Nous n’avons tiré l’épée que pour la défense de nos biens les plus sacrés : notre honneur national, notre liberté, nos foyers. Nos mains sont restées pures ; nous n’avons pas versé le sang innocent ; nous n’avons pas porté la mort et la dévastation chez les autres peuples ; aucune larme n’aura coulé à cause de nous. Et l’incorruptible jugement de la postérité, qui remettra toutes choses en leur place, dira que la Belgique s’est acquis, à l’une des heures les plus calamiteuses de son histoire, de nouveaux titres au respect de l’humanité.
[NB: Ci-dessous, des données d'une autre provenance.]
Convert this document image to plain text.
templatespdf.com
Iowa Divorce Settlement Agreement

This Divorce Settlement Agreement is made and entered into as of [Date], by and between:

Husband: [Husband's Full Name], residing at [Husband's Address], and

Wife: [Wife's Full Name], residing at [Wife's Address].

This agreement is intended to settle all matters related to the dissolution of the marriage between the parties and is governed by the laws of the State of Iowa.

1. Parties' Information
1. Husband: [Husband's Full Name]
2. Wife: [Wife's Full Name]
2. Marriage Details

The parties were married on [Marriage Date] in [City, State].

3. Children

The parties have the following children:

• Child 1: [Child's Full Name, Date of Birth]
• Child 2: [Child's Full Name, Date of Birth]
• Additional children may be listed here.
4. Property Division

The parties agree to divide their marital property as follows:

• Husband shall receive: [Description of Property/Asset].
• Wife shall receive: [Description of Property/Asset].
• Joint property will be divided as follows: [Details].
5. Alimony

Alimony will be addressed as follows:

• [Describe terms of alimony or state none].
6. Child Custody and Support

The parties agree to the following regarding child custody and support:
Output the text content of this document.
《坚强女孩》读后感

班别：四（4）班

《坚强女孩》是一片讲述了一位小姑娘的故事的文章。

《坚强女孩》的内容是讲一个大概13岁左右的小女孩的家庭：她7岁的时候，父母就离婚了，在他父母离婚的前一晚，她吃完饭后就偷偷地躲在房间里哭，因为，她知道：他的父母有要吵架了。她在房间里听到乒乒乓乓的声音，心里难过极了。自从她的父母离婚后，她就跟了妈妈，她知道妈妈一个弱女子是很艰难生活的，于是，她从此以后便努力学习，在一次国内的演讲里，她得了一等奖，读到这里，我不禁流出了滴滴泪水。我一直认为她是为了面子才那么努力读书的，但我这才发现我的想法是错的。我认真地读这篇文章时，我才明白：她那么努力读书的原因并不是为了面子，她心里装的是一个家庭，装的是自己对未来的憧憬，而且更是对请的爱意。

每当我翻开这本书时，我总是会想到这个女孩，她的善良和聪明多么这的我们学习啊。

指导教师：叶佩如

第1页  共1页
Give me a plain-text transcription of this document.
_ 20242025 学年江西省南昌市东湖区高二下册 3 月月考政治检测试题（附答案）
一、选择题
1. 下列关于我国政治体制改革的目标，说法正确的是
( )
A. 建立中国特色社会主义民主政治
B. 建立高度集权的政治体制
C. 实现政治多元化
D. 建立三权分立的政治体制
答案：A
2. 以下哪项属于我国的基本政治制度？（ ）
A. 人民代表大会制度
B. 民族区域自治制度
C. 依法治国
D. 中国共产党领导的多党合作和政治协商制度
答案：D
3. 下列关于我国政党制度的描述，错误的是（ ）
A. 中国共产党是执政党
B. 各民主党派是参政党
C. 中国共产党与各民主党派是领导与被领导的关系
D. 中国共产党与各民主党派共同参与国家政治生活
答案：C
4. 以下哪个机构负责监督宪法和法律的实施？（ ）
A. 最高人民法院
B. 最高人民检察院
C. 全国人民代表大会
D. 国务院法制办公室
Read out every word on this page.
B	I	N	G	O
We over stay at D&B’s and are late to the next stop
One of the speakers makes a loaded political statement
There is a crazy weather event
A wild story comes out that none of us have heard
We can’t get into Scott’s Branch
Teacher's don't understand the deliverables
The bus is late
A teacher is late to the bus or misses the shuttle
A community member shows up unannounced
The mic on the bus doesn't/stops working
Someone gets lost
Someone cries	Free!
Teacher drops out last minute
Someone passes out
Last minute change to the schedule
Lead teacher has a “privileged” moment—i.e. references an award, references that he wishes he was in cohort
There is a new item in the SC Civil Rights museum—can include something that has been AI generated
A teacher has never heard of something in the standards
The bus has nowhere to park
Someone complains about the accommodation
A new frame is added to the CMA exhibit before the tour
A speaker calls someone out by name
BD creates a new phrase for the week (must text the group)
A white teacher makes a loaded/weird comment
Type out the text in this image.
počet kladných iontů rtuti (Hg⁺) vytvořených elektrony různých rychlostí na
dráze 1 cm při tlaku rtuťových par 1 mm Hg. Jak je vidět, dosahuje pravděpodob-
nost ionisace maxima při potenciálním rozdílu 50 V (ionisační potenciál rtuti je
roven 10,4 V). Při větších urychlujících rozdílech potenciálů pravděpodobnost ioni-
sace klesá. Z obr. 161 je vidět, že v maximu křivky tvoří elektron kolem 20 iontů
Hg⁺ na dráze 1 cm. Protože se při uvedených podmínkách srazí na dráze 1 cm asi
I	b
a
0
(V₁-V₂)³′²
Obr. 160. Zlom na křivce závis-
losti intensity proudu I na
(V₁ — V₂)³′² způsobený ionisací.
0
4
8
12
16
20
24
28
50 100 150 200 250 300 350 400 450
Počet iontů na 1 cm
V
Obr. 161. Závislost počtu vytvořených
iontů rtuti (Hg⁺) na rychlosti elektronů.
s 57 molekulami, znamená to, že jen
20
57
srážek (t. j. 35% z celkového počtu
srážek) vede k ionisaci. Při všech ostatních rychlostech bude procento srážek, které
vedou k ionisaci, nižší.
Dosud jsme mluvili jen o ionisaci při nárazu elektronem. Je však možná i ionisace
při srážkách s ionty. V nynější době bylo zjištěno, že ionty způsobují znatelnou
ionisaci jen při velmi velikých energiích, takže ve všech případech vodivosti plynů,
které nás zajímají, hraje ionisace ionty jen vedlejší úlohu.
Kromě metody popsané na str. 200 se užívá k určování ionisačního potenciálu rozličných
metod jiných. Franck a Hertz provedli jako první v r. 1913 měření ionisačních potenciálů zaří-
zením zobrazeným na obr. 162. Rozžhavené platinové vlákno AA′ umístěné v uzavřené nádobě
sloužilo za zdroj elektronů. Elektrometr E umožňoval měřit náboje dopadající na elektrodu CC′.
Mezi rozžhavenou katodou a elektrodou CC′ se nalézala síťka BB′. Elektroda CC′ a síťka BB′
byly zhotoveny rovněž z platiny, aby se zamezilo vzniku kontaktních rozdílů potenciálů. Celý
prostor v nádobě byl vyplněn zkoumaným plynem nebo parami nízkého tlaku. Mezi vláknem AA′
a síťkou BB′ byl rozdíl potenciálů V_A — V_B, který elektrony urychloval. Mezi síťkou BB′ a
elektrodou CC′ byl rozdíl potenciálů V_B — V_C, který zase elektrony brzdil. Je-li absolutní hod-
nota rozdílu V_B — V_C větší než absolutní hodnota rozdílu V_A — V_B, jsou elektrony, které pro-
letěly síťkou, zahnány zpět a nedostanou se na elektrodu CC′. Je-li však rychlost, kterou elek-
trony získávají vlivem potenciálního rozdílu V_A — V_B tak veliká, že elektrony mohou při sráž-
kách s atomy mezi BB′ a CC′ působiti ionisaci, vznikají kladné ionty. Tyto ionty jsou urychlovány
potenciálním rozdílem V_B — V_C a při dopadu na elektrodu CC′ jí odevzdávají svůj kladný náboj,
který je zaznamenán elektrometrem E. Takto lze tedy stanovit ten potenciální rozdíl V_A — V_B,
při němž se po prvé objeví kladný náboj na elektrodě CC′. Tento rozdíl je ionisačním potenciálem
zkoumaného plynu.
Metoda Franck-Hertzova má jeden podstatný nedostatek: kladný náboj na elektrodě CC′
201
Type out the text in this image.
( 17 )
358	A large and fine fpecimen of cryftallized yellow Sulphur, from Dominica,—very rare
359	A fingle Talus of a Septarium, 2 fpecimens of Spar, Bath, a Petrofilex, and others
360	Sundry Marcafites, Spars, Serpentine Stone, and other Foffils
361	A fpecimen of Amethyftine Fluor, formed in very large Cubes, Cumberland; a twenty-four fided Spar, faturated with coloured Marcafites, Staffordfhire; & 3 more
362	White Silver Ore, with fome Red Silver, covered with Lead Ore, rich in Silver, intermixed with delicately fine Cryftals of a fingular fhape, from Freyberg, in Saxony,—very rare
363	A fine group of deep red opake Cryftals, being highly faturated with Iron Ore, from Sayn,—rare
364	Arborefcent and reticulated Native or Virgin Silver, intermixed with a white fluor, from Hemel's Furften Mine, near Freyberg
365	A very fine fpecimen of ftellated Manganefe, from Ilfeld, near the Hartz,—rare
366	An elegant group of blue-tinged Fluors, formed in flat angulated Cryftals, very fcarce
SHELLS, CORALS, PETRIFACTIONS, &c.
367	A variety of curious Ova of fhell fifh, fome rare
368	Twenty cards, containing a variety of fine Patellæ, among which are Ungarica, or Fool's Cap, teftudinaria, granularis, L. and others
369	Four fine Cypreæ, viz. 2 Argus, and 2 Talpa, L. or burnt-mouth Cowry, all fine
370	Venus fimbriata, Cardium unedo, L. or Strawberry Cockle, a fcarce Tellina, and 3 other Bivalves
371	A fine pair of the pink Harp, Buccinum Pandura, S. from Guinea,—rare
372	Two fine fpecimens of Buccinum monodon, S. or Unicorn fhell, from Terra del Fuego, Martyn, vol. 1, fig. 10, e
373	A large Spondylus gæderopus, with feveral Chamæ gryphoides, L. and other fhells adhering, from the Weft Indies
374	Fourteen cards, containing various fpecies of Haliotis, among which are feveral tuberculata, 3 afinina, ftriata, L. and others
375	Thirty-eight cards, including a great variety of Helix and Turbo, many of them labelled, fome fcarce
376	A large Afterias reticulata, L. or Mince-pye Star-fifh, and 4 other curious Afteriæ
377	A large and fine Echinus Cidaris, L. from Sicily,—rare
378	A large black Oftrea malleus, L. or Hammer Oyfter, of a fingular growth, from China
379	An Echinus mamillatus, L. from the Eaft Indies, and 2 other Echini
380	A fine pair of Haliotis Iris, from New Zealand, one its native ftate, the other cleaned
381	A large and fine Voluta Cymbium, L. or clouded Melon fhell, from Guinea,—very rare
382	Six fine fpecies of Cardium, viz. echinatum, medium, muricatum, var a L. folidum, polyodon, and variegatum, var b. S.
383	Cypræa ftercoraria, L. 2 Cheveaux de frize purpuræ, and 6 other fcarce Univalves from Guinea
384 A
VI. — L’ALLEMAGNE EMPOISONNEE PAR LA PRUSSE

Après avoir raconté la lugubre histoire de ma patrie pendant des mois d’indicibles souffrances, je me recueille et je me demande comment il est possible qu’une des nations les plus civilisées du monde, et qui avait d’ailleurs vis-à-vis de nous des obligations sacrées, ait consenti à martyriser avec cette cruauté un peuple inoffensif et ami. Il y a là, après tous les progrès que semblait avoir réalisés le droit international, après les conventions de la Haye, après les déclarations pacifiques de tous les grands États, une espèce d’énigme devant laquelle l’esprit s’arrête avec stupeur.

En réalité, l’énigme n’existe pas pour qui connaît les choses d’outre-Rhin. Le génie allemand a été empoisonné par l’esprit prussien, et c’est dans l’esprit prussien que se trouve l’explication claire et lumineuse des phénomènes qui paraissent à première vue inexplicables.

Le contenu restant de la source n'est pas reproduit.